1 cup cherries, pitted

6 ounces red raspberries

1 red apple

Place beet and fruits into the feeding tube of your juicer and juice!

This would be another good juice to turn in to popsicles.  Or freeze some in ice cube trays and use them in smoothies later on.


This post is linked to Seasonal Sunday at Real Sustenance. 

Juice It Up

Wake Up!

I have been doing more juicing lately.  Not only have I been craving juice, it just seems like a great idea with the changing of the seasons.  Spring and Summer just seem to scream for juices.  Light and refreshing.  Energizing.  Nutrient rich.  Sometimes it’s great to drink your fruits and vegetables rather than chew them one by one.

That said, I always have my juice as part of a meal and not as the meal or snack itself.  You lose a lot of fiber from the produce.  The fiber in your meal/snack helps keep the sugars in the juice from going straight to your bloodstream.  Generally, I like my juice with breakfast.  It helps me load up on the natural vitamins I need for my day.  The right combination can help you wake up better than caffeine.  Carrot Apple Juice anyone?
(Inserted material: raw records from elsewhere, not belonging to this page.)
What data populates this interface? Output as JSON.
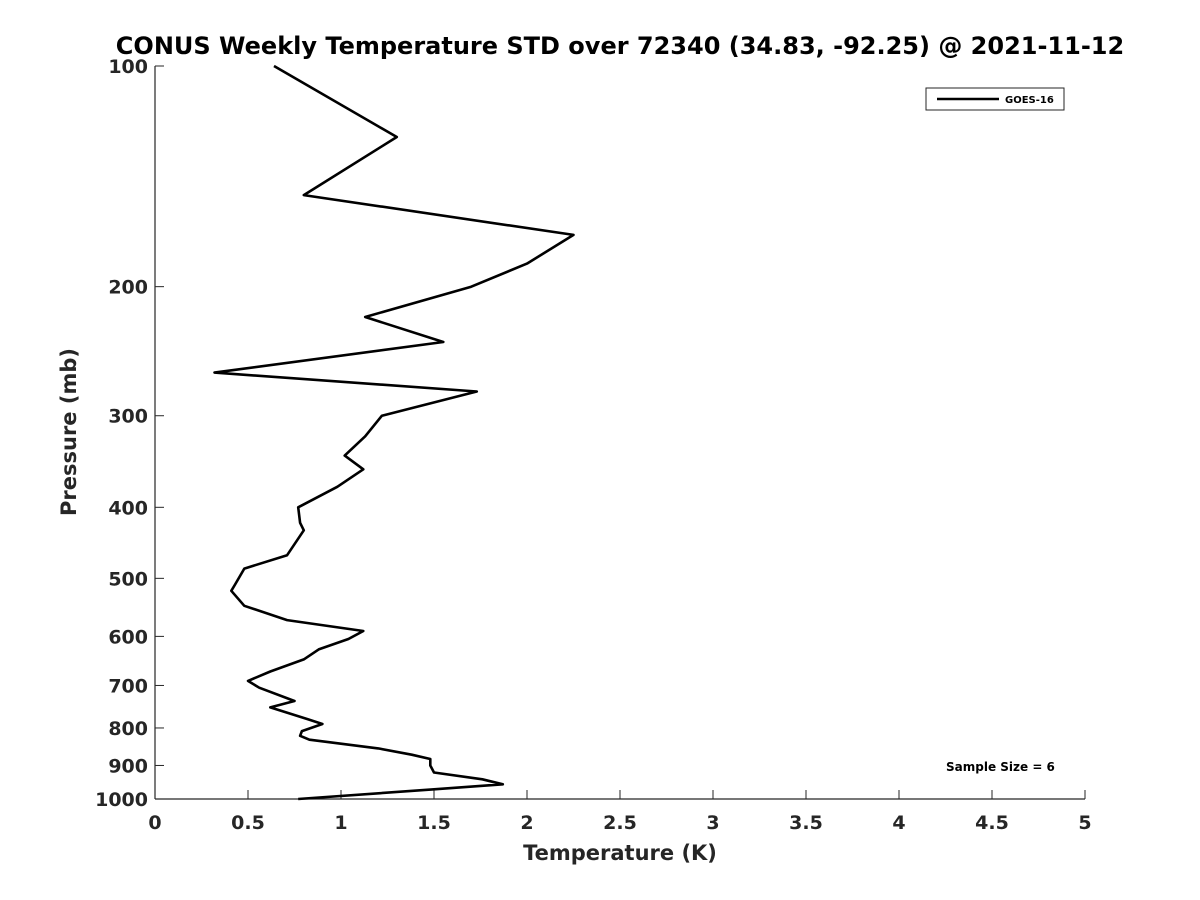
{
  "chart_data": {
    "type": "line",
    "title": "CONUS Weekly Temperature STD over 72340 (34.83, -92.25) @ 2021-11-12",
    "xlabel": "Temperature (K)",
    "ylabel": "Pressure (mb)",
    "xlim": [
      0,
      5
    ],
    "ylim": [
      100,
      1000
    ],
    "y_scale": "log",
    "y_reversed": true,
    "x_ticks": [
      "0",
      "0.5",
      "1",
      "1.5",
      "2",
      "2.5",
      "3",
      "3.5",
      "4",
      "4.5",
      "5"
    ],
    "y_ticks": [
      "100",
      "200",
      "300",
      "400",
      "500",
      "600",
      "700",
      "800",
      "900",
      "1000"
    ],
    "grid": false,
    "legend_position": "top-right",
    "annotation": "Sample Size = 6",
    "series": [
      {
        "name": "GOES-16",
        "color": "#000000",
        "points": [
          [
            0.64,
            100
          ],
          [
            1.3,
            125
          ],
          [
            0.8,
            150
          ],
          [
            2.25,
            170
          ],
          [
            2.0,
            186
          ],
          [
            1.7,
            200
          ],
          [
            1.13,
            220
          ],
          [
            1.55,
            238
          ],
          [
            0.32,
            262
          ],
          [
            1.73,
            278
          ],
          [
            1.22,
            300
          ],
          [
            1.13,
            320
          ],
          [
            1.02,
            340
          ],
          [
            1.12,
            355
          ],
          [
            0.98,
            375
          ],
          [
            0.77,
            400
          ],
          [
            0.78,
            420
          ],
          [
            0.8,
            430
          ],
          [
            0.71,
            465
          ],
          [
            0.48,
            485
          ],
          [
            0.43,
            510
          ],
          [
            0.41,
            520
          ],
          [
            0.48,
            545
          ],
          [
            0.71,
            570
          ],
          [
            1.12,
            590
          ],
          [
            1.04,
            605
          ],
          [
            0.88,
            625
          ],
          [
            0.8,
            645
          ],
          [
            0.62,
            670
          ],
          [
            0.5,
            690
          ],
          [
            0.56,
            705
          ],
          [
            0.75,
            735
          ],
          [
            0.62,
            750
          ],
          [
            0.82,
            778
          ],
          [
            0.9,
            790
          ],
          [
            0.79,
            808
          ],
          [
            0.78,
            820
          ],
          [
            0.83,
            830
          ],
          [
            1.2,
            853
          ],
          [
            1.38,
            870
          ],
          [
            1.48,
            882
          ],
          [
            1.48,
            900
          ],
          [
            1.5,
            920
          ],
          [
            1.76,
            940
          ],
          [
            1.87,
            955
          ],
          [
            1.5,
            970
          ],
          [
            0.77,
            1000
          ]
        ]
      }
    ]
  }
}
I have 3 juice recipes to share with you.  One that I love for helping me wake up, another that is just completely refreshing and reminiscent of Summer, and the last will help boost your iron levels.

Wake Up Juice

3 apples (I use any type of red apples)

2 carrots

2 cups of grapes.

Place produce in the feeding tube and juice.


Summer Lovin’ Juice

1/2 cucumber

2 – 3 cups honeydew melon

Place produce in the feeding tube and juice

Berry Beet-O-Full Juice

4-5 strawberries

1/2 cup black berries

1/2 cup raspberries

1/4 cup blueberries

1 small beet

2 oranges

Berry Beet-O-Full

Place produce in the feeding tube and juice.  This juice is a bit thicker than the others.  The Vitamin C in the oranges helps the body absorb the iron from the beets.  The berries also add some Vitamin C, but tons of antioxidants, as well.

Add a slice of two of ginger with the fruits and veggies for an added zing!